Kauf: Was in einem Unternehmen vor allem zählt, sind Zahlen. Das weiß jeder Chef und jeder Mitarbeiter. Nicht jeder Chef indes weiß, warum er Menschen, die er bezahlt, auch noch begeistern sollte. Nicht jeder kennt Argumente für die Kopplung von Empathie und Ökonomie. Die von Ihnen angesprochenen Personen sind, ähnlich wie Erfinder oder Künstler, Menschen, die ihre Welt, ganz gleich, wie klein oder groß sie sein mag, einfach verbesserungswürdig finden. Sie möchten ihr durch die Kraft der Idee etwas Neues abgewinnen oder etwas hinzufügen.
Etwas, das sich bezahlt macht und Spaß bringt.
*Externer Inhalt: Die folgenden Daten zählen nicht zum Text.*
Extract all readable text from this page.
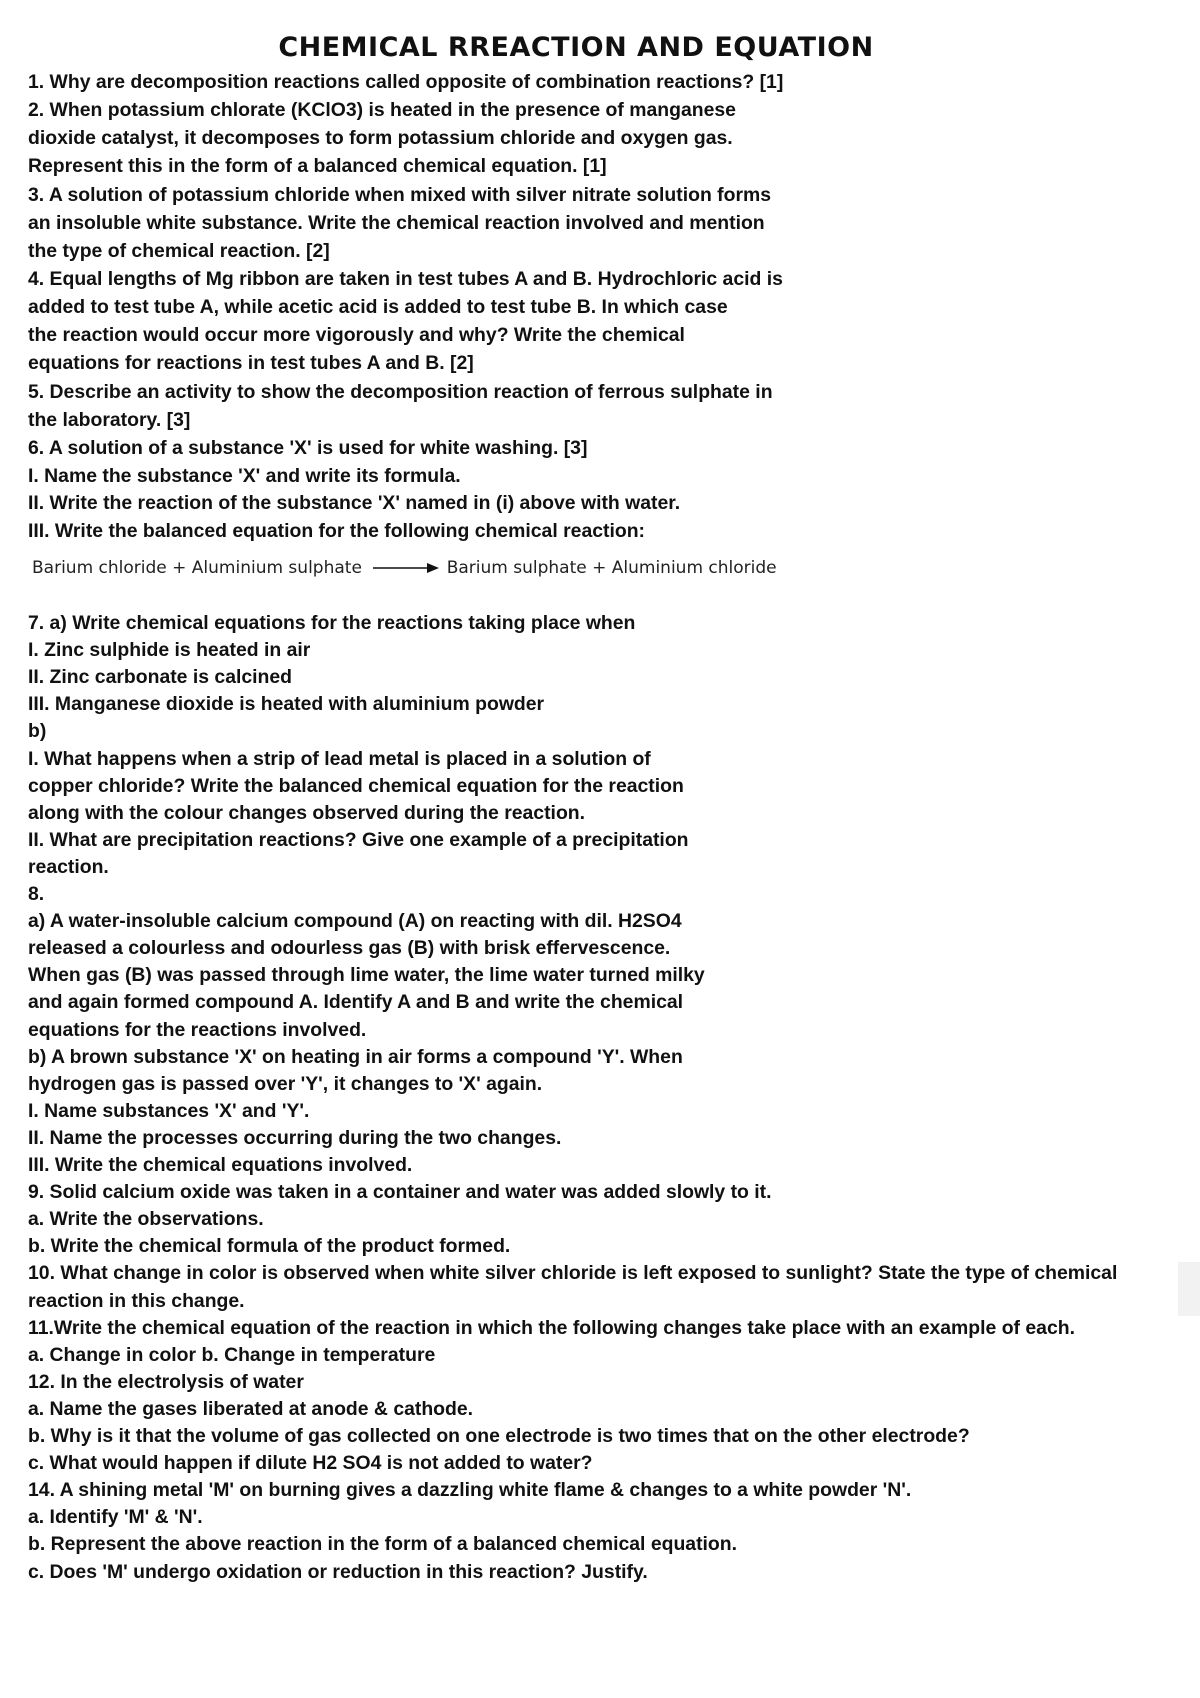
CHEMICAL RREACTION AND EQUATION
1. Why are decomposition reactions called opposite of combination reactions? [1]
2. When potassium chlorate (KClO3) is heated in the presence of manganese
dioxide catalyst, it decomposes to form potassium chloride and oxygen gas.
Represent this in the form of a balanced chemical equation. [1]
3. A solution of potassium chloride when mixed with silver nitrate solution forms
an insoluble white substance. Write the chemical reaction involved and mention
the type of chemical reaction. [2]
4. Equal lengths of Mg ribbon are taken in test tubes A and B. Hydrochloric acid is
added to test tube A, while acetic acid is added to test tube B. In which case
the reaction would occur more vigorously and why? Write the chemical
equations for reactions in test tubes A and B. [2]
5. Describe an activity to show the decomposition reaction of ferrous sulphate in
the laboratory. [3]
6. A solution of a substance 'X' is used for white washing. [3]
I. Name the substance 'X' and write its formula.
II. Write the reaction of the substance 'X' named in (i) above with water.
III. Write the balanced equation for the following chemical reaction:
Barium chloride + Aluminium sulphate → Barium sulphate + Aluminium chloride
7. a) Write chemical equations for the reactions taking place when
I. Zinc sulphide is heated in air
II. Zinc carbonate is calcined
III. Manganese dioxide is heated with aluminium powder
b)
I. What happens when a strip of lead metal is placed in a solution of
copper chloride? Write the balanced chemical equation for the reaction
along with the colour changes observed during the reaction.
II. What are precipitation reactions? Give one example of a precipitation
reaction.
8.
a) A water-insoluble calcium compound (A) on reacting with dil. H2SO4
released a colourless and odourless gas (B) with brisk effervescence.
When gas (B) was passed through lime water, the lime water turned milky
and again formed compound A. Identify A and B and write the chemical
equations for the reactions involved.
b) A brown substance 'X' on heating in air forms a compound 'Y'. When
hydrogen gas is passed over 'Y', it changes to 'X' again.
I. Name substances 'X' and 'Y'.
II. Name the processes occurring during the two changes.
III. Write the chemical equations involved.
9. Solid calcium oxide was taken in a container and water was added slowly to it.
a. Write the observations.
b. Write the chemical formula of the product formed.
10. What change in color is observed when white silver chloride is left exposed to sunlight? State the type of chemical
reaction in this change.
11.Write the chemical equation of the reaction in which the following changes take place with an example of each.
a. Change in color b. Change in temperature
12. In the electrolysis of water
a. Name the gases liberated at anode & cathode.
b. Why is it that the volume of gas collected on one electrode is two times that on the other electrode?
c. What would happen if dilute H2 SO4 is not added to water?
14. A shining metal 'M' on burning gives a dazzling white flame & changes to a white powder 'N'.
a. Identify 'M' & 'N'.
b. Represent the above reaction in the form of a balanced chemical equation.
c. Does 'M' undergo oxidation or reduction in this reaction? Justify.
Etwas von Wert. Und wenn es nur ein Marktwert ist. Dieser Antrieb, ob mehr intelligenz-gesteuert oder intuitiv, ist eine sehr persönliche Kraft, und so sind der erfolgreiche Aufbau und die Führung eines Unternehmens in erster Linie verknüpft mit den handelnden Persönlichkeiten.
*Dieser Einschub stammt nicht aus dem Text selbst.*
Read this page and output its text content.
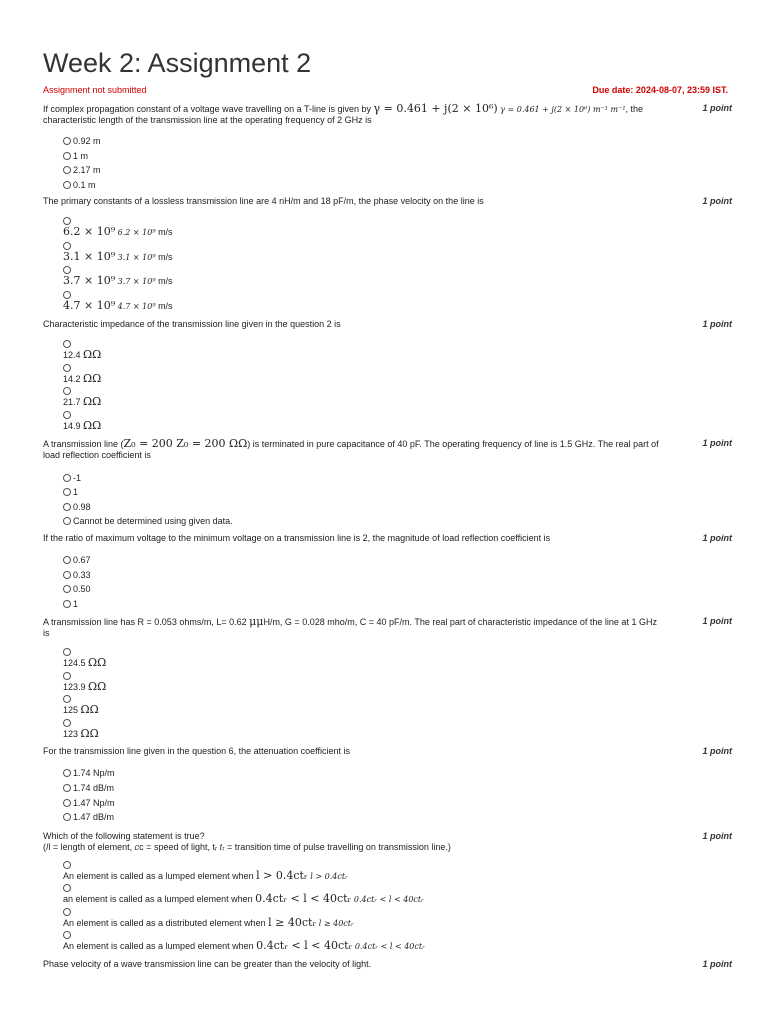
Week 2: Assignment 2
Assignment not submitted	Due date: 2024-08-07, 23:59 IST.
If complex propagation constant of a voltage wave travelling on a T-line is given by γ = 0.461 + j(2 × 10⁶) γ = 0.461 + j(2 × 10⁶) m⁻¹ m⁻¹, the characteristic length of the transmission line at the operating frequency of 2 GHz is
1 point
0.92 m
1 m
2.17 m
0.1 m
The primary constants of a lossless transmission line are 4 nH/m and 18 pF/m, the phase velocity on the line is	1 point
6.2 × 10⁹ 6.2 × 10⁹ m/s
3.1 × 10⁹ 3.1 × 10⁹ m/s
3.7 × 10⁹ 3.7 × 10⁹ m/s
4.7 × 10⁹ 4.7 × 10⁹ m/s
Characteristic impedance of the transmission line given in the question 2 is	1 point
12.4 ΩΩ
14.2 ΩΩ
21.7 ΩΩ
14.9 ΩΩ
A transmission line (Z₀ = 200 Z₀ = 200 ΩΩ) is terminated in pure capacitance of 40 pF. The operating frequency of line is 1.5 GHz. The real part of load reflection coefficient is
1 point
-1
1
0.98
Cannot be determined using given data.
If the ratio of maximum voltage to the minimum voltage on a transmission line is 2, the magnitude of load reflection coefficient is	1 point
0.67
0.33
0.50
1
A transmission line has R = 0.053 ohms/m, L= 0.62 μμH/m, G = 0.028 mho/m, C = 40 pF/m. The real part of characteristic impedance of the line at 1 GHz is
1 point
124.5 ΩΩ
123.9 ΩΩ
125 ΩΩ
123 ΩΩ
For the transmission line given in the question 6, the attenuation coefficient is	1 point
1.74 Np/m
1.74 dB/m
1.47 Np/m
1.47 dB/m
Which of the following statement is true?
(𝑙l = length of element, 𝑐c = speed of light, tᵣ 𝑡ᵣ = transition time of pulse travelling on transmission line.)
1 point
An element is called as a lumped element when l > 0.4ctᵣ l > 0.4ctᵣ
an element is called as a lumped element when 0.4ctᵣ < l < 40ctᵣ 0.4ctᵣ < l < 40ctᵣ
An element is called as a distributed element when l ≥ 40ctᵣ l ≥ 40ctᵣ
An element is called as a lumped element when 0.4ctᵣ < l < 40ctᵣ 0.4ctᵣ < l < 40ctᵣ
Phase velocity of a wave transmission line can be greater than the velocity of light.	1 point
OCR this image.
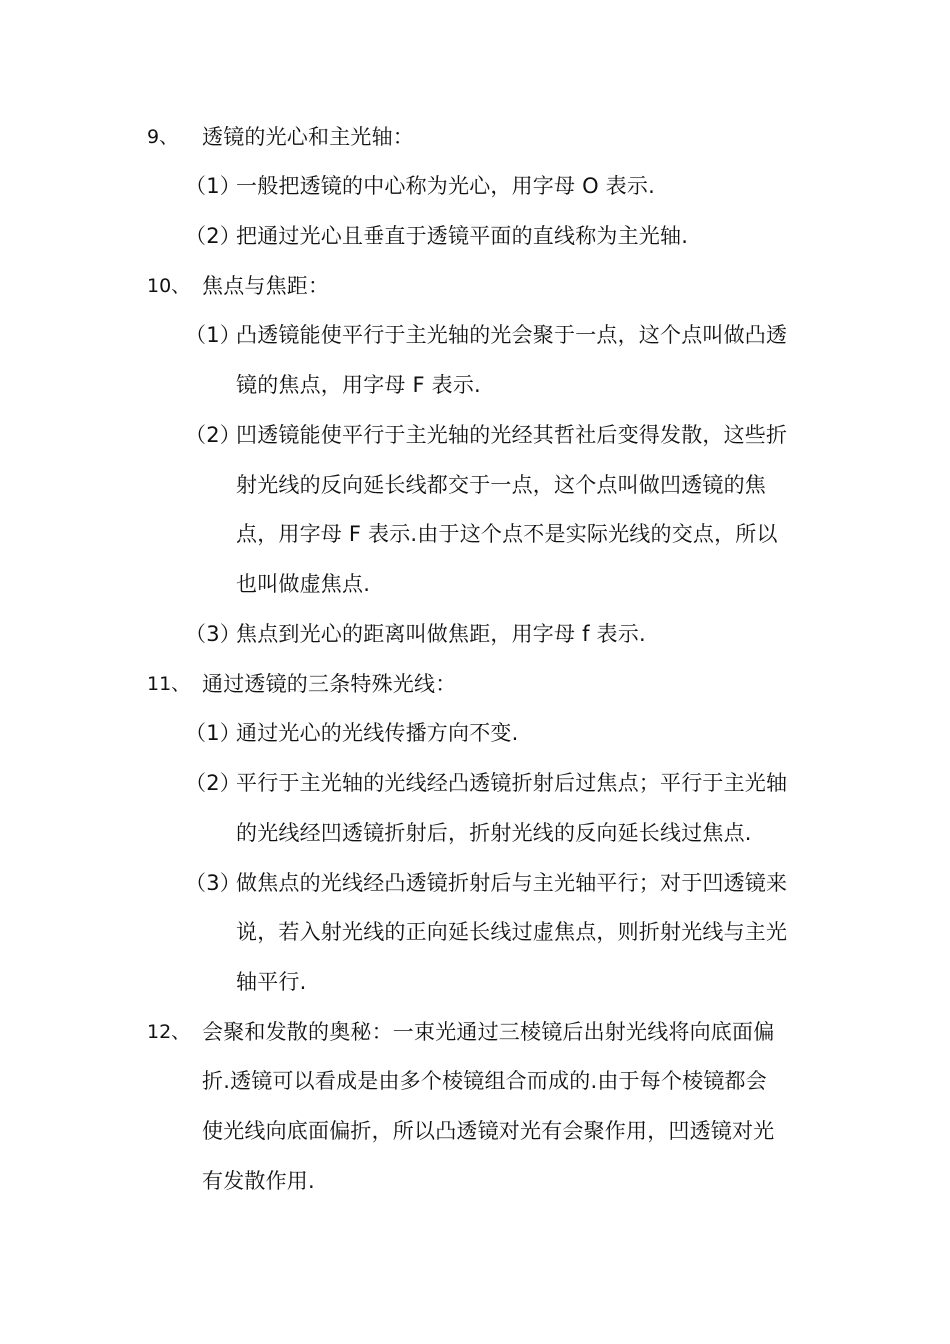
9、 透镜的光心和主光轴：
（1）
一般把透镜的中心称为光心，用字母 O 表示.
（2）
把通过光心且垂直于透镜平面的直线称为主光轴.
10、 焦点与焦距：
（1）
凸透镜能使平行于主光轴的光会聚于一点，这个点叫做凸透
镜的焦点，用字母 F 表示.
（2）
凹透镜能使平行于主光轴的光经其哲社后变得发散，这些折
射光线的反向延长线都交于一点，这个点叫做凹透镜的焦
点，用字母 F 表示.由于这个点不是实际光线的交点，所以
也叫做虚焦点.
（3）
焦点到光心的距离叫做焦距，用字母 f 表示.
11、 通过透镜的三条特殊光线：
（1）
通过光心的光线传播方向不变.
（2）
平行于主光轴的光线经凸透镜折射后过焦点；平行于主光轴
的光线经凹透镜折射后，折射光线的反向延长线过焦点.
（3）
做焦点的光线经凸透镜折射后与主光轴平行；对于凹透镜来
说，若入射光线的正向延长线过虚焦点，则折射光线与主光
轴平行.
12、 会聚和发散的奥秘：一束光通过三棱镜后出射光线将向底面偏
折.透镜可以看成是由多个棱镜组合而成的.由于每个棱镜都会
使光线向底面偏折，所以凸透镜对光有会聚作用，凹透镜对光
有发散作用.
Sie sind bei allem Erfolg immer Mensch geblieben. Neben wirtschaftlichem Erfolg treten sie Mitmenschen auch im Geschäftsleben mit Empathie und Wertschätzung entgegen. Sie sind das Unternehmen, sie sind nicht nur das Geld des Unternehmens. Wäre es anders, würden Unternehmen ausschließlich von Buchhaltern repräsentiert.
CRN: Immer mehr Unternehmen sprechen von »Customer Centricity«. Wir fragen uns, ob denn Kundenorientierung nicht schon immer zwingend zum Erfolg gehört? Ganz abgesehen davon, dass Selbstverständlichkeiten heute anscheinend innovativer scheinen, wenn sie in Englisch daherkommen.
Kauf: Da treffen Sie bei mir auf einen Nerv. Nach meiner Beobachtung werden alle paar Jahre neue Begriffe für »alte“ Tugenden erfunden, um bei den Menschen Gehör zu finden. Als mir der Begriff Customer Centricity erstmalig begegnet ist, habe ich mich geschüttelt. Schon die Aussprache war schwierig. Tatsächlich etablieren sich diese Begriffe trotzdem. Offensichtlich gehört es zum Mainstream, immer wieder neue englische Begriffe zu erfinden. Den Kunden in den Fokus des eigenen Handelns zu stellen, praktiziere ich seit mehr als 28 Jahren, nur deswegen habe ich heute noch Kunden, die ich seit dieser Zeit begleiten darf.
CRN: Sie beschreiben generell einige Wirkungen in Beziehungen zwischen Menschen, Wahrnehmung zum Beispiel. Daneben gibt es ganz praktische Kapitel: Erstkontakt zum Kunden »unbeschadet zu überstehen«. Wer sollte Ihr Buch lesen?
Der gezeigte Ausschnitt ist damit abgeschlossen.